I have a boat stand that failed and I put the dowel inside the
PVC with epoxy.


----------



## woodnthings (Jan 24, 2009)

*Dimension clarification*

....... When in use, the wooden dowell will be in a horizontal position supported to a fixture from the side with the slip fitting. The 1" pipe will be hanging from the dowell with* 12' of length* below it. There is probably 20-30 lbs of weight that will be supported by the dowell. ....

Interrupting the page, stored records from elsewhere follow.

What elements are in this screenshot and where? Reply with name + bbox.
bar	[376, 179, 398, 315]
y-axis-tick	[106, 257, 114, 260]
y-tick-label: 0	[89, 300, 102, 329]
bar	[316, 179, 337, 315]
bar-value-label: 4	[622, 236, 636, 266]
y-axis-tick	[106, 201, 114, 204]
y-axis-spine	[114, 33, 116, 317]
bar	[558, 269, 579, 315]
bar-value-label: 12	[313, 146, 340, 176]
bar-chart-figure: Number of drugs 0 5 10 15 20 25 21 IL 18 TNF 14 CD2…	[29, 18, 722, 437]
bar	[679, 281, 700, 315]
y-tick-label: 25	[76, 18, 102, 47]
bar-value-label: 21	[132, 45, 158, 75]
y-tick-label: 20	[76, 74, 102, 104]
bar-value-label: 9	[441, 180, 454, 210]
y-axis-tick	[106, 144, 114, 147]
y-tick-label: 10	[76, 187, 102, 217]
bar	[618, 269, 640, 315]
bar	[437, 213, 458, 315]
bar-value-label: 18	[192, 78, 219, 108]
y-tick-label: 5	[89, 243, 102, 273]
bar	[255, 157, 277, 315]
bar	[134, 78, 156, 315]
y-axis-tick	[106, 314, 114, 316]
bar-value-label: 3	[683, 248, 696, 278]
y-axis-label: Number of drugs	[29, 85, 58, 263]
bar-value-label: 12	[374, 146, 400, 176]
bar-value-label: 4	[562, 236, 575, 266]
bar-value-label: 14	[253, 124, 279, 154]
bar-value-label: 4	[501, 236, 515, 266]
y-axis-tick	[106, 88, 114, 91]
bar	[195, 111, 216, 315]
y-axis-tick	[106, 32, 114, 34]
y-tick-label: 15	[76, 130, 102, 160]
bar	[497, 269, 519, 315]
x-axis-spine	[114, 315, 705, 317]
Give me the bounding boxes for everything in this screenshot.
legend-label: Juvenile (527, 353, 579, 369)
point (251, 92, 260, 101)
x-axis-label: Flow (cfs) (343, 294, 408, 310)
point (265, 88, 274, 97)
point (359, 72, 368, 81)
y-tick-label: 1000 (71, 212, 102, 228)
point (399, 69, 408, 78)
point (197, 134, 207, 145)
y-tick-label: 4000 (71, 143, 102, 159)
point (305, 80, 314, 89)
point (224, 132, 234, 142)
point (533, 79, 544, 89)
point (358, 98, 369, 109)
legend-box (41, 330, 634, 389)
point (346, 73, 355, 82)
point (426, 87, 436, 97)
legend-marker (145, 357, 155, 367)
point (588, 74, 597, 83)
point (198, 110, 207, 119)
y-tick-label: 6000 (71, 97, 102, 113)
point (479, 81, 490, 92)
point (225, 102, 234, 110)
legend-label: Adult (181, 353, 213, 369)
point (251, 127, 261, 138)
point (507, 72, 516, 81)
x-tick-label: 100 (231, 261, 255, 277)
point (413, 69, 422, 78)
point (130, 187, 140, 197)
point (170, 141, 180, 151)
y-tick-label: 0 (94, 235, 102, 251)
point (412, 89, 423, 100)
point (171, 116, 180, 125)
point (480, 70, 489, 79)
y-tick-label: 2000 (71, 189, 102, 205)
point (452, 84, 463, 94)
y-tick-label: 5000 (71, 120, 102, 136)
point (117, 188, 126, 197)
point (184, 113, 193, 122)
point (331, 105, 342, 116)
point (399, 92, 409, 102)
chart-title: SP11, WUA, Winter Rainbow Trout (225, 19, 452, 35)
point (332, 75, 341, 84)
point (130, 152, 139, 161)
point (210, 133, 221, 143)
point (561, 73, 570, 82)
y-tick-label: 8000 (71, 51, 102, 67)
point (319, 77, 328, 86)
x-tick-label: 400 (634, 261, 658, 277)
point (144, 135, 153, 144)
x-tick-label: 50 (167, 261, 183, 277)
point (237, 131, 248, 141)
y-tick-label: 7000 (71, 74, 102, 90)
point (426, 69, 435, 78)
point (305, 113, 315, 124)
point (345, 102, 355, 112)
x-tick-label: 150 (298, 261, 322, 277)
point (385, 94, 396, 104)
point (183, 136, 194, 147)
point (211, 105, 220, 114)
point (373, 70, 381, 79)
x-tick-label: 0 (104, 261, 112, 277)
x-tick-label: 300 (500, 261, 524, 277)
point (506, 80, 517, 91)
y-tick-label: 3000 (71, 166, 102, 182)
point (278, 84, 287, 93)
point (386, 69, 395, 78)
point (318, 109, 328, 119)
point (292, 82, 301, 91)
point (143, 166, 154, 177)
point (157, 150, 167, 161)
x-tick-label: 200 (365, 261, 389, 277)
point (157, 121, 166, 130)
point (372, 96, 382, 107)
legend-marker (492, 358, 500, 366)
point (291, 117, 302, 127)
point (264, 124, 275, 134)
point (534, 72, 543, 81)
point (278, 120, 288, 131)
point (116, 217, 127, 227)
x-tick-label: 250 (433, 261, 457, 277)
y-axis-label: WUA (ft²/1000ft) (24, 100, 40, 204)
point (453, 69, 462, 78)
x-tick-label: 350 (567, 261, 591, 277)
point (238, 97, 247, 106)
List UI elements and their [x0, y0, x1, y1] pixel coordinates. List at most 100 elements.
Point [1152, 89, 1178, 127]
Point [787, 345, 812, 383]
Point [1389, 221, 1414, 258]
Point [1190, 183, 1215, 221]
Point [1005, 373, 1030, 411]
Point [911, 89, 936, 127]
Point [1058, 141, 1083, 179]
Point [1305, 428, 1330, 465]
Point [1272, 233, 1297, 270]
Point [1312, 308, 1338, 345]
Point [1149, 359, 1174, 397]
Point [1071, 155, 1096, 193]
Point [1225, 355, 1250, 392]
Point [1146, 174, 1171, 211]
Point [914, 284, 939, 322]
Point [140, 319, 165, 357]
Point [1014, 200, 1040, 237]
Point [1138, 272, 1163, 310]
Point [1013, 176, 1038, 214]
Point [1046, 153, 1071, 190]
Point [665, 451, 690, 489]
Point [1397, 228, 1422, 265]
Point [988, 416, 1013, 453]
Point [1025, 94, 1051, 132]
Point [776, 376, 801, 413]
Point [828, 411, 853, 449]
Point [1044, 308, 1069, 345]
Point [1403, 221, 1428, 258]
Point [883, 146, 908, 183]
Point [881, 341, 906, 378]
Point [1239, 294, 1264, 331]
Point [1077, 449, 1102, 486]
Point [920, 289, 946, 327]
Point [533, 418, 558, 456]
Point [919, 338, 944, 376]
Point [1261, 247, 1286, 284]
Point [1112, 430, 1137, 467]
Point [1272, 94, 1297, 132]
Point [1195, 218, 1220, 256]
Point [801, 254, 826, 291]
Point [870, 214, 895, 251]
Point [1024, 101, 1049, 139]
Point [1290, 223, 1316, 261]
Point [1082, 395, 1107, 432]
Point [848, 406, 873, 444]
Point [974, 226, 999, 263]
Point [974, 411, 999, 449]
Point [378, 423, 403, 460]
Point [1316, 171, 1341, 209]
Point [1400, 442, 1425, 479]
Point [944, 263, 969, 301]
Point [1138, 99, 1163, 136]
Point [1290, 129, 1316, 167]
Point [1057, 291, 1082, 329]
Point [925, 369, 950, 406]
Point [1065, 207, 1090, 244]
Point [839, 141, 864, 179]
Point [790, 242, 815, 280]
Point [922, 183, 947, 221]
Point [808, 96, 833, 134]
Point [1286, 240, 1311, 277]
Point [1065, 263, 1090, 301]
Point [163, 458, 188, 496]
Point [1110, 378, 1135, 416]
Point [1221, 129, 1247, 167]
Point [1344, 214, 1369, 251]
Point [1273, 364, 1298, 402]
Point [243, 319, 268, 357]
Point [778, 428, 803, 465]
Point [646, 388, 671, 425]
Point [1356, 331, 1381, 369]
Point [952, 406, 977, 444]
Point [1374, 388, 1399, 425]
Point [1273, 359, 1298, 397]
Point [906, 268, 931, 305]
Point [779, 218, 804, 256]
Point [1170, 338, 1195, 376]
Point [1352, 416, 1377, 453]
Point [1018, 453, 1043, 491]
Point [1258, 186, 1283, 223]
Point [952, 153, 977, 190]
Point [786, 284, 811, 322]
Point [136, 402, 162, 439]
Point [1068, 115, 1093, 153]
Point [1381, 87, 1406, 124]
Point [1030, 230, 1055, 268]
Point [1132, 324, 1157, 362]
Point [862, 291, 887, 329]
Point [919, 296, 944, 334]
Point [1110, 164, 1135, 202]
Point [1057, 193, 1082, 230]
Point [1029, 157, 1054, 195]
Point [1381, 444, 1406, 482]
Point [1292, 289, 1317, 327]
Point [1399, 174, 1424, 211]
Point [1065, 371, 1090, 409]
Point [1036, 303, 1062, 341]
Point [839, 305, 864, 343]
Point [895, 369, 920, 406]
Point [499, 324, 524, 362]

Don't you mean *12"* length? 

I would drive wooden dowels into all the pipes myself. PCV is not very structural in shear or bending. All the forces occur at the joints, if I understand you explanation. PVC is strong in compression when loaded directly in shorter lengths. You can add some stiffness by plugging the PVC with wooden dowels. A diagram or photo will help with this. :thumbsup: bill


----------



## BHOFM (Oct 14, 2008)

woodnthings said:


> ....... When in use, the wooden dowell will be in a horizontal position supported to a fixture from the side with the slip fitting. The 1" pipe will be hanging from the dowell with* 12' of length* below it. There is probably 20-30 lbs of weight that will be supported by the dowell. ....
> 
> Don't you mean *12"* length?
> 
> I would drive wooden dowels into all the pipes myself. PCV is not very structural in shear or bending. All the forces occur at the joints, if I understand you explanation. PVC is strong in compression when loaded directly in shorter lengths. You can add some stiffness by plugging the PVC with wooden dowels. A diagram or photo will help with this. :thumbsup: bill


Great minds think alike!:laughing::laughing::laughing:

^^^^^^^^^^^^^^^^^^^^
^^^^^^^^^:boat:^^^^^^^^^
^^^^^^^^^^^^^^^^^^^^


----------



## jcaulley74 (Jan 19, 2010)

Here are some pictures of the device. I really meant "12 feet", as you should be able to see from the picture. In the close up, you should be able to see the smaller section of 1/2" pipe that is horizontal. That is the piece that failed.


----------



## Nate1778 (Mar 10, 2008)

I agree with others here, epoxy is the way to go. I have used it with PVC pipe to construct devices that accelerate Solanum tuberosum to very high velocities and the joints regularly go through momentarily 55-70psi without fail. Key is to rough up the PVC and then clean. 

If you have the capability it might be worth your time to make a wood donut to go into the larger pipe giving the dowel more to pivot on then the initial entry point.


----------